2 of 123 comments (clear)

  1. Re:Next year by Dutch+Gun · · Score: -1, Troll

    I read the first item ("guard" keyword) a couple of times, and I'm still having trouble figuring out what it does that a simple "if" statement doesn't do. It is just syntactic sugar for the if statement, but used to indicate precondition checks? I feel like I'm missing something obvious.

    Defer keyword... interesting idea. C++ has destructors, but in many cases, if the object isn't already wrapped up, it's a lot of boilerplate code to do so. Still, for most of the daily work I do, I'm not dealing with raw handles, so I'm much better served with simple destructors. It would be pretty handy if I were writing a lot of C-style code - could replace a lot of those ugly goto statements used to do end-of-function cleanup.

    do...repeat. Sigh... figure this stuff out before version 1 of the language guys. One of C/C++'s strengths is that it's an incredibly stable language.
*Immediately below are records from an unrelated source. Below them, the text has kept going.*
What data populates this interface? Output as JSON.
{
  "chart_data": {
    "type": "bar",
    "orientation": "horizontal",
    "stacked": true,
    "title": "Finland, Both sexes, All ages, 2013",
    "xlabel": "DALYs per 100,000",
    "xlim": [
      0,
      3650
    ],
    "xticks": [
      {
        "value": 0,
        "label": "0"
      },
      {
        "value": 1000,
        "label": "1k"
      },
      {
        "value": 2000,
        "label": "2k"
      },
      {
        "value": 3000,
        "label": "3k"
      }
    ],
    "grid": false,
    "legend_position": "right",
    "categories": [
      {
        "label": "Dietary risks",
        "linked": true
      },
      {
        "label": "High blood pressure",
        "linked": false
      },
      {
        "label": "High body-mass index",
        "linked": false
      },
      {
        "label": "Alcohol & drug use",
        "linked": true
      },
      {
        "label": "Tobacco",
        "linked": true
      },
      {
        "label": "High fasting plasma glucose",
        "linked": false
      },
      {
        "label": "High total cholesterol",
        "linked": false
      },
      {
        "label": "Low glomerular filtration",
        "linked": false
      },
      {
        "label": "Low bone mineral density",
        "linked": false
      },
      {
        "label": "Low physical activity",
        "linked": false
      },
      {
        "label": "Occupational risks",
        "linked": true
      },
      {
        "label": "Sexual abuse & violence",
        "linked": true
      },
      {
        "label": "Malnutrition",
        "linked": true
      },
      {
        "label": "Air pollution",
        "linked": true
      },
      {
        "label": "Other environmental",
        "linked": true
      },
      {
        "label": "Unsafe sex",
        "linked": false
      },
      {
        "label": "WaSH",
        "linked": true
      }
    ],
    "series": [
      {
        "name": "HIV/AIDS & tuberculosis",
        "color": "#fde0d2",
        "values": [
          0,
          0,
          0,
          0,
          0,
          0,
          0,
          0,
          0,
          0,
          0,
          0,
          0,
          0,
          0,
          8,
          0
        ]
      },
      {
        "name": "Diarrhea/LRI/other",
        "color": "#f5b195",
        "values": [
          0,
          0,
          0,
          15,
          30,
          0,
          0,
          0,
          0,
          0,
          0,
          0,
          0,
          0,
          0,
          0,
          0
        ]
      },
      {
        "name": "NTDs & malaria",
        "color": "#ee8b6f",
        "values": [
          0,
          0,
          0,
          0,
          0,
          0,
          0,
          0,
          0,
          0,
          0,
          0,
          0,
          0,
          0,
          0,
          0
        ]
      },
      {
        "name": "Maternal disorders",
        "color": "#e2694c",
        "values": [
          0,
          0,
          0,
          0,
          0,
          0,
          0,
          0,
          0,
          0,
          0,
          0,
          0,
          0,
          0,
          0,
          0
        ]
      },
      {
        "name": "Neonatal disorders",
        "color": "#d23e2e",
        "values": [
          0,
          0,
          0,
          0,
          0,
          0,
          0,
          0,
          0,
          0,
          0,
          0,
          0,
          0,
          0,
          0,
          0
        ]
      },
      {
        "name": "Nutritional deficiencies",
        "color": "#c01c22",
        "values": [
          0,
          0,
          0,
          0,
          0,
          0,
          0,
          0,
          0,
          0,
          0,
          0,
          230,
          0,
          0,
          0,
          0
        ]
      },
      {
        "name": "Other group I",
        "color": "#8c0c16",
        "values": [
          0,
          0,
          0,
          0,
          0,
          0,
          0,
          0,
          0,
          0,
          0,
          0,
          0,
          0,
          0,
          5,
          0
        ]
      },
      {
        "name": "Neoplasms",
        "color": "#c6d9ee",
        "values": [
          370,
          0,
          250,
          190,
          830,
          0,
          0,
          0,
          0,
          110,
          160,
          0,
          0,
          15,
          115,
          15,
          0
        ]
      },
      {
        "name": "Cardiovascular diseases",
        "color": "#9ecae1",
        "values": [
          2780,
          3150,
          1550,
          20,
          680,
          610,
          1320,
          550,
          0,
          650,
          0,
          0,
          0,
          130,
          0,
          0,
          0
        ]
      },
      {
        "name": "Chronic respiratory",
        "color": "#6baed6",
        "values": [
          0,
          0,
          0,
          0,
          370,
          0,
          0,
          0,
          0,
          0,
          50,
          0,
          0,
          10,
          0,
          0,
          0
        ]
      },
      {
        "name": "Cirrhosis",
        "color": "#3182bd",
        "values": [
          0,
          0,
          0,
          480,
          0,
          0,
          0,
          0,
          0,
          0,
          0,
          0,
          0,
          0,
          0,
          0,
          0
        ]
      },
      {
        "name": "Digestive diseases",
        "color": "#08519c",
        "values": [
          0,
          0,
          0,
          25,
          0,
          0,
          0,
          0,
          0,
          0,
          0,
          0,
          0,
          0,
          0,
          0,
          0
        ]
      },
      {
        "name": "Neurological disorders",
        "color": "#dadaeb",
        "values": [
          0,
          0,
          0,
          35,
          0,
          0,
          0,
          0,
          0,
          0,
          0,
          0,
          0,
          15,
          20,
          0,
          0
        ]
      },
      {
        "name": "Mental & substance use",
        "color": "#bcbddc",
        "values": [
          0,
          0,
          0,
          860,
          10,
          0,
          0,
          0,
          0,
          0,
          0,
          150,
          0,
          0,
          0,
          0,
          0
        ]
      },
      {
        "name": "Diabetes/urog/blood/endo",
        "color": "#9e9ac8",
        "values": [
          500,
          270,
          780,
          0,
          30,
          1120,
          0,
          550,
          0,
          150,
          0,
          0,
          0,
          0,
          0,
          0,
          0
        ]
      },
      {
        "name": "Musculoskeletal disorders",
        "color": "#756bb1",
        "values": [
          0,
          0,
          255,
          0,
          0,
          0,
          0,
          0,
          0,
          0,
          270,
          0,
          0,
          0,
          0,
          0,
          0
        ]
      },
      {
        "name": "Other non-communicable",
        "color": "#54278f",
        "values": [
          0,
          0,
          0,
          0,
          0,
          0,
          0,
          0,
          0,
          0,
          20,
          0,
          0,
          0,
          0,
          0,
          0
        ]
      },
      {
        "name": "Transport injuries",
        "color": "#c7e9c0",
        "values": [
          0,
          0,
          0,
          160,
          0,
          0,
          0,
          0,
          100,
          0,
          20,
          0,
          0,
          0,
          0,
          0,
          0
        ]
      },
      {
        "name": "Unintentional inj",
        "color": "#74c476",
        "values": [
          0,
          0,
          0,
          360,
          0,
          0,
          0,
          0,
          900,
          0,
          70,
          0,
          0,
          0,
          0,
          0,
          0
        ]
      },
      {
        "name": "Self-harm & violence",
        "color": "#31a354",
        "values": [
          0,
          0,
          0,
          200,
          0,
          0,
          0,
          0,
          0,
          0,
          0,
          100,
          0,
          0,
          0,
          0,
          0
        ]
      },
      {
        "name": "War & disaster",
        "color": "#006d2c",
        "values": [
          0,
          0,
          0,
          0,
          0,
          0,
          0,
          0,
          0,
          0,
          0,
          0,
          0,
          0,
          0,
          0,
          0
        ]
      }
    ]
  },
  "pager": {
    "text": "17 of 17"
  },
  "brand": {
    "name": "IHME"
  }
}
Code written 25 years ago still compiles just fine today. Breaking changes at version 2 doesn't bode well for future stability.
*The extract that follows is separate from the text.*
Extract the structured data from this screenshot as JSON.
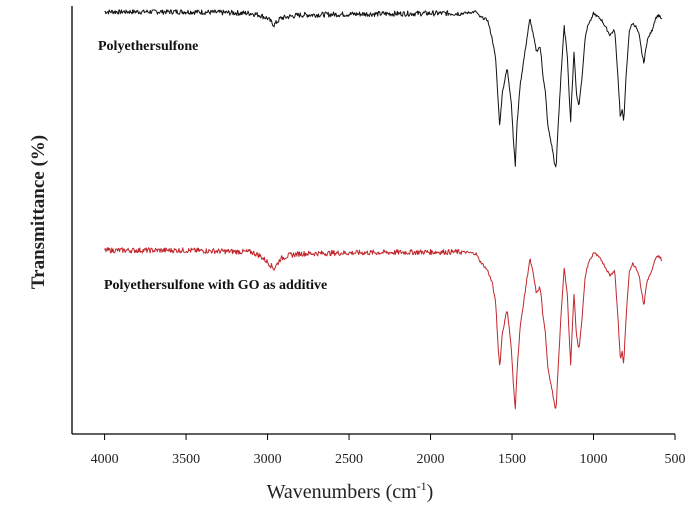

    Apple has also revamped all of the Objective-C APIs that required NS_OPTIONS values to use the new OptionSetType. This causes breaking code changes, but continues to move Swift’s syntax forward along with the APIs that it supports.
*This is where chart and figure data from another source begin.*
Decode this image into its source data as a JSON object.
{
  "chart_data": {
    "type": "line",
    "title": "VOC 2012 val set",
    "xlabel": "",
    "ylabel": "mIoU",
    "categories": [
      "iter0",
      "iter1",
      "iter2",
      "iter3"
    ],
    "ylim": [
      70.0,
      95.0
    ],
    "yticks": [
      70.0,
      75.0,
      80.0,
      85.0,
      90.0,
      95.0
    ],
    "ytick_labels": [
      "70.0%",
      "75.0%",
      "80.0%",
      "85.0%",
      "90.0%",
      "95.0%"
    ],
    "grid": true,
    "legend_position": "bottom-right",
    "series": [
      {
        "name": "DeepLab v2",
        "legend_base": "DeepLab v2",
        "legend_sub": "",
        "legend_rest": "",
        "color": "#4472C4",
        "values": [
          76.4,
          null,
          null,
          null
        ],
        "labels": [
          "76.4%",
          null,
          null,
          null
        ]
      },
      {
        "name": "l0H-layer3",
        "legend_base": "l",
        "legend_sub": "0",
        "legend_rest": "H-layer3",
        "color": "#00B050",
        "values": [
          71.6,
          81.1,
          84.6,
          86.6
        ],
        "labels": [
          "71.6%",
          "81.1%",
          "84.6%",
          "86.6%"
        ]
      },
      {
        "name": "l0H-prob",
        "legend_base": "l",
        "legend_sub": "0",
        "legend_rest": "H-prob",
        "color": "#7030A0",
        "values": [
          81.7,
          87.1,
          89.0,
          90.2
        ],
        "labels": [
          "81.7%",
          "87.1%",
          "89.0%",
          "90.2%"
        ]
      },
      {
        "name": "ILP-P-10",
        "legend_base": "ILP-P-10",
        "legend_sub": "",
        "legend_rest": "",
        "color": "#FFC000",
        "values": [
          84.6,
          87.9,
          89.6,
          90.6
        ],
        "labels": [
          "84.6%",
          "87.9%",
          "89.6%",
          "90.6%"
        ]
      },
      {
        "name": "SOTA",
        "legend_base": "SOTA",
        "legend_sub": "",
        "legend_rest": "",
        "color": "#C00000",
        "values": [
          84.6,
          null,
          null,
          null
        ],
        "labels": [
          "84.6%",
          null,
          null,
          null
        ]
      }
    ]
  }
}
    Well, maybe Apple can get away with this. Mmmm... koolaid...

    --
    Irony: Agile development has too much intertia to be abandoned now.
  2. Swift is making Rust obsolete already! by Anonymous Coward · · Score: 0, Troll

    The most critical thing to understand about Swift is that it's rendering Rust completely obsolete.

    Rust was trying to fill the niche between C and C++ on one side, and C# and Java on the other. Rust wants to be low-level, but it also tries to be high-level, too, and without the VM baggage that Java and C# bring.

    But now Swift has come along, and it fits much better than Rust does. Unlike Rust, Swift is a developer-friendly language. It's not there to force an ever-changing "right way" on programmers, like Rust tends to. For example, Rust's supporters tell you that "inheritance is bad, you should use composition" even when the tool you need is inheritance, and if you question them they essentially tell you to fuck off. Swift, on the other hand, provides real OO, and it's a pleasure to use.

    Now that Swift is open source and is going cross platform, the few benefits of Rust are dwindling away to nothing. It's even more important to note that Apple is backing Swift, while Mozilla is backing Rust. As anyone who follows the industry knows, Apple is wildly successful and innovative, with a bright future ahead of it. Mozilla, on the other hand, has been struggling lately. Users are rapidly fleeing Firefox, the only real product Mozilla has these days. Mozilla has also had its share of internal turmoil, especially with how the best CEO Mozilla ever had was forced out merely because of his beliefs about marriage, of all things. I have much more faith in an Apple-sponsored language being around in 5 or 10 years than I do in Mozilla itself surviving that long.

    Mozilla, if they have any sense, would strongly consider dumping Rust in favor of Swift. Swift is the language they need for their Servo browser engine, even if they don't realize it yet. Swift is the future, and Rust is a failure.